On 24. 10. 22 16:08, Pierre-Louis Bossart wrote:
If we can report a less confusing driver name to the users, that's fine
with me, but I don't get the idea of using the driver name as the first
criterion to identify a setup, you'll also need the card name so why not
use the card name as primary criterion?
It is not usable for the USB driver where every model has own name set
from USB descriptors for example.
How would you use UCM in that context, the use of a driver name would
lead to a lot of abstraction potentially, isn't there a risk of not
being able to detect specific skews that need variants?

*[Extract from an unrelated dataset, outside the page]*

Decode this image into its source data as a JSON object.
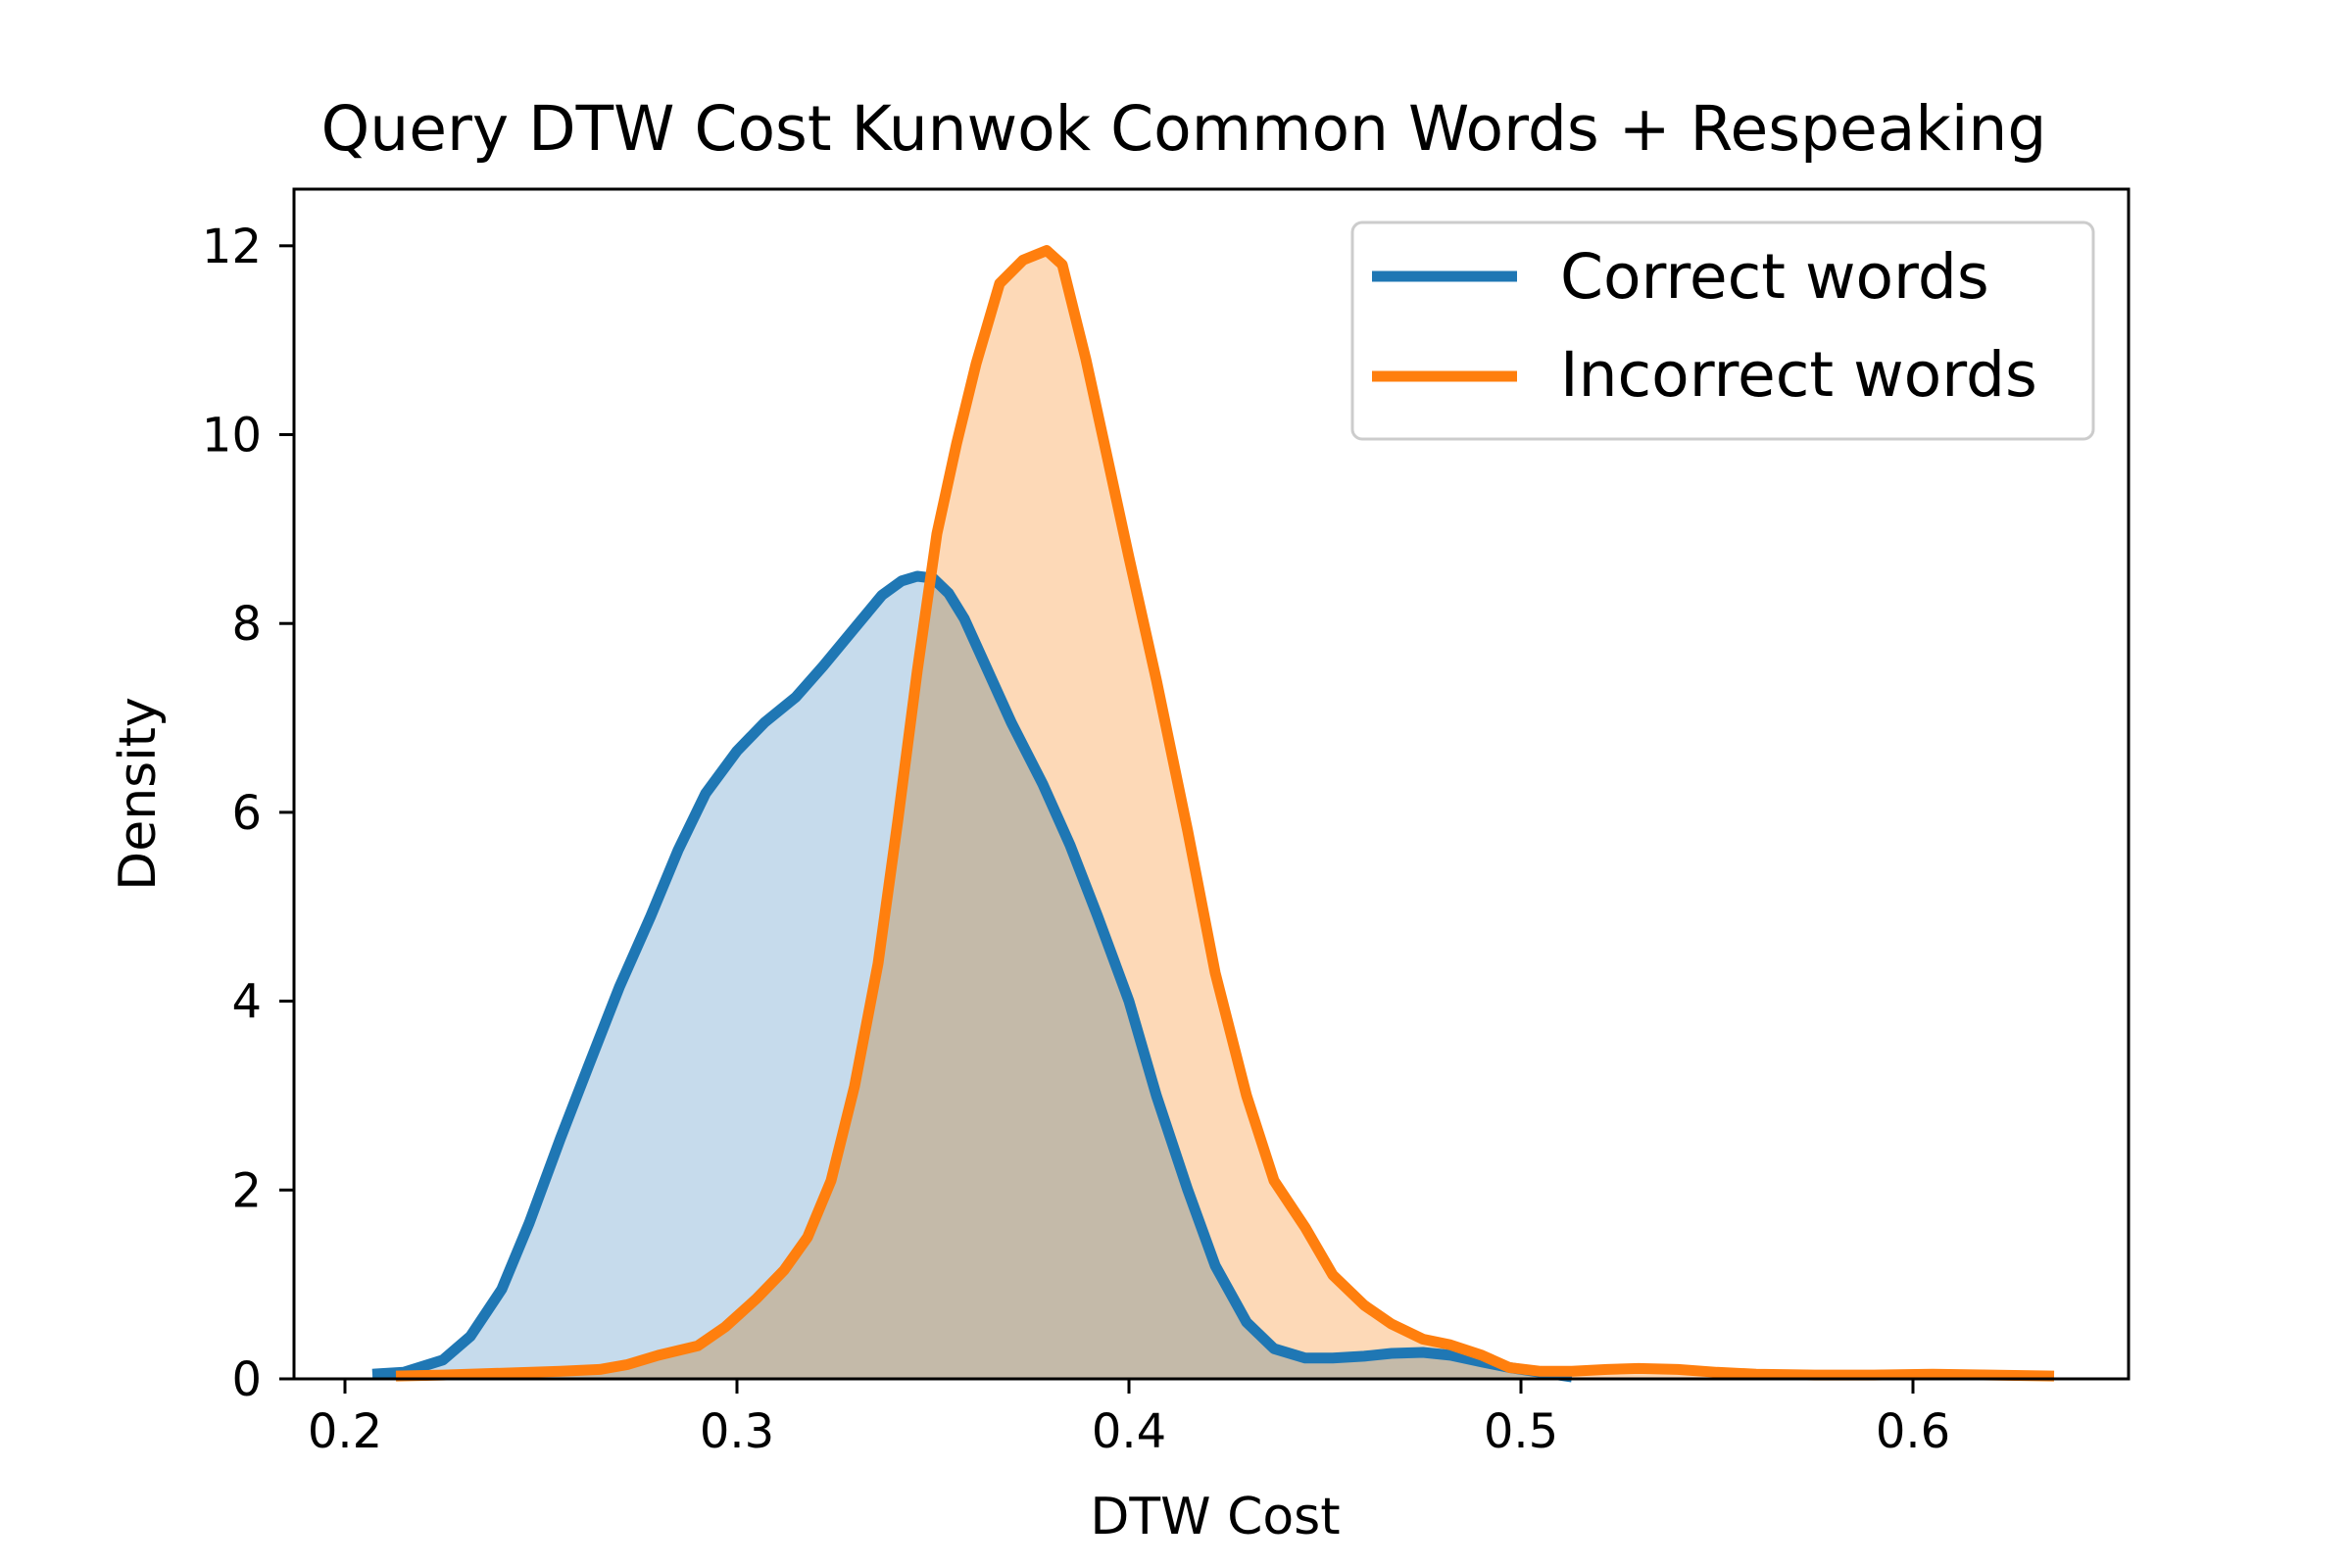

The fine USB device ID matching is used. This USB device ID is in the
components string. But yes, it's the next level after the basic lookup.
We can use a similar mechanism as we did with
CONFIG_SND_SOC_INTEL_USER_FRIENDLY_LONG_NAMES . The distributions can
enable this when packages when UCM configs are updated. Also, new
drivers should use new driver name scheme, it's only for the current
drivers.
That would be good indeed. FWIW, I reverted this patch in our
development tree to remove confusing error messages that make tests fail.
That would not be an Intel only option though, right? There are tons of
other ASoC machine drivers who don't set the driver name at all, so it
could take time to make that transition.
Yes, but we need to start somewhere. It seems that a most of ASoC drivers do
not use card names bigger than 15 characters (I noted this recently in UCM).
Jaroslav
--
Jaroslav Kysela <perex@xxxxxxxx>
Linux Sound Maintainer; ALSA Project; Red Hat, Inc.